Everett, who is I think the only cast member returning from the 2011 production, does well with a character who always threatens to become irritating: Emily is a particularly talented doctor whose instincts have led to her catching a number of obscure diagnoses others missed, but her success rate means she's yet to confront her inability to save absolutely everyone. Despite all her colleagues agreeing it's essential to develop a thicker skin and some emotional distance, she remains judgmental of their ability to move on from the patients they lose. It builds up to a final argument with James in which he tells her she doesn't hold the monopoly on how to express humanity.

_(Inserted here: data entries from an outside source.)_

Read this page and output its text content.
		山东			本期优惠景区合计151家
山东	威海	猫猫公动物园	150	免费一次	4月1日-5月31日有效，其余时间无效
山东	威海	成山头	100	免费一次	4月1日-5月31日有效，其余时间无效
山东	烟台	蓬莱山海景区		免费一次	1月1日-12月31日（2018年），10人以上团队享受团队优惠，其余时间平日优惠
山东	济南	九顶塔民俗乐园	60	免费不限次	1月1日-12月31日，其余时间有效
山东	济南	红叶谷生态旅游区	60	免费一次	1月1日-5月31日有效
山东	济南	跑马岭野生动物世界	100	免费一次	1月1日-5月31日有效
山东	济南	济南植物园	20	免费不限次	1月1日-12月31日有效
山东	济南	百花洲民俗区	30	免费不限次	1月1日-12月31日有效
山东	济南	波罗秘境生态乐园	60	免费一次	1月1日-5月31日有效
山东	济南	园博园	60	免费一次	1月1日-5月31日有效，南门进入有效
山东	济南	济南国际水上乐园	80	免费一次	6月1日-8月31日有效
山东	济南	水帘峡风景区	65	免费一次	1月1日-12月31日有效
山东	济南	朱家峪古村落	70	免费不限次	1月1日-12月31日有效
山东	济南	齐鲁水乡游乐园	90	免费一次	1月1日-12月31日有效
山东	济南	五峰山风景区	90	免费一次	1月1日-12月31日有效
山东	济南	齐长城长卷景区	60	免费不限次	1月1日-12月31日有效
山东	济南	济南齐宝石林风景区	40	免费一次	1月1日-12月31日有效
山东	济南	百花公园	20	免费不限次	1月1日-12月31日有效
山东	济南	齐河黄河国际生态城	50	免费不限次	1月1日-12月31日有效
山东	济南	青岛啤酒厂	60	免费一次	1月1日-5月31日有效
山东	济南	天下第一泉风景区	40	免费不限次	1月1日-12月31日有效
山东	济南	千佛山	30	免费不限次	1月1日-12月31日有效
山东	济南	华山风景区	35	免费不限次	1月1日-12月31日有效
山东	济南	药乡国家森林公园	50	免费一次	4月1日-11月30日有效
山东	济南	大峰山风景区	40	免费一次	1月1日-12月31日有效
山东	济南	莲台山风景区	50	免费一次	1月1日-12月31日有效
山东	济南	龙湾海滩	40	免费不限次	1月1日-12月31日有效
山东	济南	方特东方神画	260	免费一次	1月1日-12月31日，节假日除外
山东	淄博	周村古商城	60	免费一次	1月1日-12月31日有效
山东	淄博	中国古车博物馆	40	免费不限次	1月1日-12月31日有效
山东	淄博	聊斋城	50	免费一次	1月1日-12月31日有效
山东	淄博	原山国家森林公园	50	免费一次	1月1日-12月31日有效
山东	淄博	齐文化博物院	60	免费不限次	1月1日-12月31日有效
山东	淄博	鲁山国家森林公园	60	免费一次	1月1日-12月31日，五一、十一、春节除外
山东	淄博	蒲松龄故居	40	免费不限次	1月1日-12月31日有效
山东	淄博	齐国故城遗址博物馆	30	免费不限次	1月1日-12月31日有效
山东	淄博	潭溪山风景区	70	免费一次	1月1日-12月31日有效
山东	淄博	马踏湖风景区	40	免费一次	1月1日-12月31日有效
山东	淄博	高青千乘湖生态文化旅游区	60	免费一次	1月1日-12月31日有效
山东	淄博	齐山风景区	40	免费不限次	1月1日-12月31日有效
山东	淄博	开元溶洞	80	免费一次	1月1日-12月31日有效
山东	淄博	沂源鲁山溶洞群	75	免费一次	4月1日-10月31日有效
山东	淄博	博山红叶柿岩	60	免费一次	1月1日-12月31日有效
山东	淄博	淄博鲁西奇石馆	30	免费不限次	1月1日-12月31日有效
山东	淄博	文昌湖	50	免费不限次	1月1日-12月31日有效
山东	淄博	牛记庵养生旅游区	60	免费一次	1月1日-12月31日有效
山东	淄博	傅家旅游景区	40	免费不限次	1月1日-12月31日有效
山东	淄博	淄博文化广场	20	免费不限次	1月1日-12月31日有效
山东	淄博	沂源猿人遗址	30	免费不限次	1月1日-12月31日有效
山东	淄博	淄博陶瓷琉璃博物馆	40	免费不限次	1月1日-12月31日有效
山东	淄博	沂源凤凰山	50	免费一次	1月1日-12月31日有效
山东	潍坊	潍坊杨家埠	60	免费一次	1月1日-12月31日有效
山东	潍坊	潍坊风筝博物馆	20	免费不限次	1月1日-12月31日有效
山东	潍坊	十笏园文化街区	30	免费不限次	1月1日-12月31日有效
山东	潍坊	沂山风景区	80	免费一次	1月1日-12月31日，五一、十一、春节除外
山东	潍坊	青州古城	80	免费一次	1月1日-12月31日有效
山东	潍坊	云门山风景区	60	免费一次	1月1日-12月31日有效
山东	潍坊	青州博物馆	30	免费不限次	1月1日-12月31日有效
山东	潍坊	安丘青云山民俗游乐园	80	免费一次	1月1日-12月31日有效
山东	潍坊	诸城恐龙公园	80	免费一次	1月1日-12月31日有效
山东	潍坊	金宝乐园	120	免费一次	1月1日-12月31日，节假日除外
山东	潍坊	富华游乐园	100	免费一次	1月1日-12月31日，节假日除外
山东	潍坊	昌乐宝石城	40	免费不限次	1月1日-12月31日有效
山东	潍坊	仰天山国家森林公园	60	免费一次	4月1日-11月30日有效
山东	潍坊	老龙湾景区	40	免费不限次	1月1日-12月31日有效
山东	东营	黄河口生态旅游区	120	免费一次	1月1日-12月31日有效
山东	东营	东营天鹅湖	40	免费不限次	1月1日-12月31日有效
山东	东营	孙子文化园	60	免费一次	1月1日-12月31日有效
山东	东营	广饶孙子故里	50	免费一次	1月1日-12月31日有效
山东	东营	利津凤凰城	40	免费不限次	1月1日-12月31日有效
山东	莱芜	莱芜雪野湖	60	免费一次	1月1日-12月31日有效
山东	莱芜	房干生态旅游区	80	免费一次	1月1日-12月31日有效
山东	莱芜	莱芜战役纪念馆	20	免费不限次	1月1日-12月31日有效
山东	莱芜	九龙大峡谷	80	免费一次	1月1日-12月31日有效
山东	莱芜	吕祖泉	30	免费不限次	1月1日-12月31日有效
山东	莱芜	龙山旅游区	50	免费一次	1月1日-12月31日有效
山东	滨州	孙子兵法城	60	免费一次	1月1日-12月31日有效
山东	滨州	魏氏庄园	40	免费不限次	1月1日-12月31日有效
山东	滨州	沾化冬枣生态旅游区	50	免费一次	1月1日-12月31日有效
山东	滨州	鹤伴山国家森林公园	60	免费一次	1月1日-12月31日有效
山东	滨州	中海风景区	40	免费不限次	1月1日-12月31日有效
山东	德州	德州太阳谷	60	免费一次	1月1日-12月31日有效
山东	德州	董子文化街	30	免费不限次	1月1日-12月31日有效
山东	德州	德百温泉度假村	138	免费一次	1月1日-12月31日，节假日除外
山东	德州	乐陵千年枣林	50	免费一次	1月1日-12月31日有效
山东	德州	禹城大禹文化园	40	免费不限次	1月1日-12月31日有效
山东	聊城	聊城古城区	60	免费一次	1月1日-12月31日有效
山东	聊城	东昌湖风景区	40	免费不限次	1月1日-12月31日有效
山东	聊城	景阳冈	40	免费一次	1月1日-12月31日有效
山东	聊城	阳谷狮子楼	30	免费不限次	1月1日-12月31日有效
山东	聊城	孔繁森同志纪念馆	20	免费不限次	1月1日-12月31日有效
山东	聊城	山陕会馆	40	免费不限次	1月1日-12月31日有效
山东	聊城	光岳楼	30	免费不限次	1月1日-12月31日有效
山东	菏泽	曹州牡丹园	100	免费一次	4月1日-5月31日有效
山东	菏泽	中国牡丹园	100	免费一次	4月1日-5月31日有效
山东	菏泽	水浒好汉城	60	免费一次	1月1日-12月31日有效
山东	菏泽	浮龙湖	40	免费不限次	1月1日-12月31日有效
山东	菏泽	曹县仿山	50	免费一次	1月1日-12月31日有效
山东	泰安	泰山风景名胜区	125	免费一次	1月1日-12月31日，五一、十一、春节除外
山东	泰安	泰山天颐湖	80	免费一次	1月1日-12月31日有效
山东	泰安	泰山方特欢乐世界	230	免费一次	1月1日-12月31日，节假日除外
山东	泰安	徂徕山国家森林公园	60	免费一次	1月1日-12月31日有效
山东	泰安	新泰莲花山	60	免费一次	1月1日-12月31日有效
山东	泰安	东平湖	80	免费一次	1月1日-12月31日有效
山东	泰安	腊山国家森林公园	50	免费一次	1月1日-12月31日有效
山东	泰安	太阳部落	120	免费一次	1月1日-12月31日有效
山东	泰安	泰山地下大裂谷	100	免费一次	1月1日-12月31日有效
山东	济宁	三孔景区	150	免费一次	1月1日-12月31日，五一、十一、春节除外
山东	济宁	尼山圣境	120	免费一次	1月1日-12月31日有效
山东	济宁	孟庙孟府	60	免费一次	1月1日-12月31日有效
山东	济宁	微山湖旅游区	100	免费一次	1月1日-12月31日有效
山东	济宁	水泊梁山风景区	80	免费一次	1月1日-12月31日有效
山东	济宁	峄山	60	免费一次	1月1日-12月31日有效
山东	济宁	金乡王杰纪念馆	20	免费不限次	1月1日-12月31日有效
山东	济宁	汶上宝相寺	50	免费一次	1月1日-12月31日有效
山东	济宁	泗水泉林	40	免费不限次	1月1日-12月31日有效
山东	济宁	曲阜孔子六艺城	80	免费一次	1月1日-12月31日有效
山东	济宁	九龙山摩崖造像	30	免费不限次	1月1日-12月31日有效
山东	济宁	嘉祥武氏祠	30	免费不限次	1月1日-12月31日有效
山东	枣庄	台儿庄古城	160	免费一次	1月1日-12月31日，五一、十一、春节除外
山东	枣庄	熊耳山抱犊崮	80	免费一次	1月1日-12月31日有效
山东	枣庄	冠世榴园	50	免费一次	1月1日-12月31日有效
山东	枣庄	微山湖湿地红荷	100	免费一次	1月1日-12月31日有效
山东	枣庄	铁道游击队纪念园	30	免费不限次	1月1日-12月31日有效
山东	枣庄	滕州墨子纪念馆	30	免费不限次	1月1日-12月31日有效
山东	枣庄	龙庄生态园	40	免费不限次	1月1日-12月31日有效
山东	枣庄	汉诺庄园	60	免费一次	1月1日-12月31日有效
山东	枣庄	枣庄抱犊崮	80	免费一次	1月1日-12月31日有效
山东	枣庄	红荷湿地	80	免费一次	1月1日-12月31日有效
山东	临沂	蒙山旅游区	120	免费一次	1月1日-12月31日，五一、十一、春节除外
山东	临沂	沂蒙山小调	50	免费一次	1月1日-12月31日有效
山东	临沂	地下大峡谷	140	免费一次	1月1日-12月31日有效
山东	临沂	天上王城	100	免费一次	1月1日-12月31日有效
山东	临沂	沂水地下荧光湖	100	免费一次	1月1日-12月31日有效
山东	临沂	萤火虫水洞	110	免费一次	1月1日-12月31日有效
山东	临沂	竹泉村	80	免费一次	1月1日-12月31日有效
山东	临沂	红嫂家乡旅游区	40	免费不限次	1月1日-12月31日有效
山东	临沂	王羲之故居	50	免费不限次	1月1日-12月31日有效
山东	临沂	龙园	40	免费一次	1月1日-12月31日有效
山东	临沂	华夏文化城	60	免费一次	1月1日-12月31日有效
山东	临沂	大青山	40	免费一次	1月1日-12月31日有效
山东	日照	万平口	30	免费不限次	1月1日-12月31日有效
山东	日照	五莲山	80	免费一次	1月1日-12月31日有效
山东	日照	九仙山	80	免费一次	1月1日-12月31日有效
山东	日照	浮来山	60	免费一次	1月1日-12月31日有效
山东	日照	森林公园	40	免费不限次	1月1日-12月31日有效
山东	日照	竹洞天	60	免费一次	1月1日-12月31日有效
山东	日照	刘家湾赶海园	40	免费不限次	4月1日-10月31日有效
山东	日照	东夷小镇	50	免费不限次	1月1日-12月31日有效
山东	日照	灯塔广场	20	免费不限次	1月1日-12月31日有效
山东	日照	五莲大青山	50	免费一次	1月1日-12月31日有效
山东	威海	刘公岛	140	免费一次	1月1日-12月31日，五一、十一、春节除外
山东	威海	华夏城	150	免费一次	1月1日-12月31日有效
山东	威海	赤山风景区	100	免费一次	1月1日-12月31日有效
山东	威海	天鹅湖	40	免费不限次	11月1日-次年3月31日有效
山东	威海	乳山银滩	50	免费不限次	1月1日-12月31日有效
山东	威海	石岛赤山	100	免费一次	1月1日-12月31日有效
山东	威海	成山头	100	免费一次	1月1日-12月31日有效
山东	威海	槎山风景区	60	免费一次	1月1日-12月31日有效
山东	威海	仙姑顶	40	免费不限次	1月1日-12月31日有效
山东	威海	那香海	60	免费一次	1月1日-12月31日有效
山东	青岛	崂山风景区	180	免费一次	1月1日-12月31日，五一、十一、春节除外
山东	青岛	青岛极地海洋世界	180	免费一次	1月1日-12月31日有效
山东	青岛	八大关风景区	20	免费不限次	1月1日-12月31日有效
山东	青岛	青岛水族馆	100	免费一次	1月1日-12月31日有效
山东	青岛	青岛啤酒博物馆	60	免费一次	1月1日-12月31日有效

Vashti's emotional journey is going in the opposite direction meanwhile, and culminates in a moving scene where she admits to Geoffrey that there's nothing more the doctors can do for him. With busy movement sequences for the scene changes, illustrating the constant bustle, and projections by Dick Straker illustrating what's going on inside all these bodies, healthy or otherwise, Tiger Country maintains an energy that keeps the attention throughout (and meant I wasn't too distracted by having not one but two Big Favourites Round These Parts, Thompson and Hendrix, a couple of feet away in scrubs.) Raine even manages to step away from the clinical feel of the setting for a quasi-mystical touch in the surreal pronouncements of Gillian (Jenny Galloway) after a mini-stroke. With strong support from the lines of Shaun Parkes, Tricia Kelly and Wunmi Mosaku, plus an uncredited ensemble providing - sometimes literally - more bodies, Tiger Country is never dull, and comes across a lot better than I remember it doing four years ago. Although, not having to follow hot on the heels of Raine's excellent Tribes may be doing it a favour this time around.
Tiger Country by Nina Raine is booking until the 17th of January at Hampstead Theatre.
Running time: 2 hours 15 minutes including interval.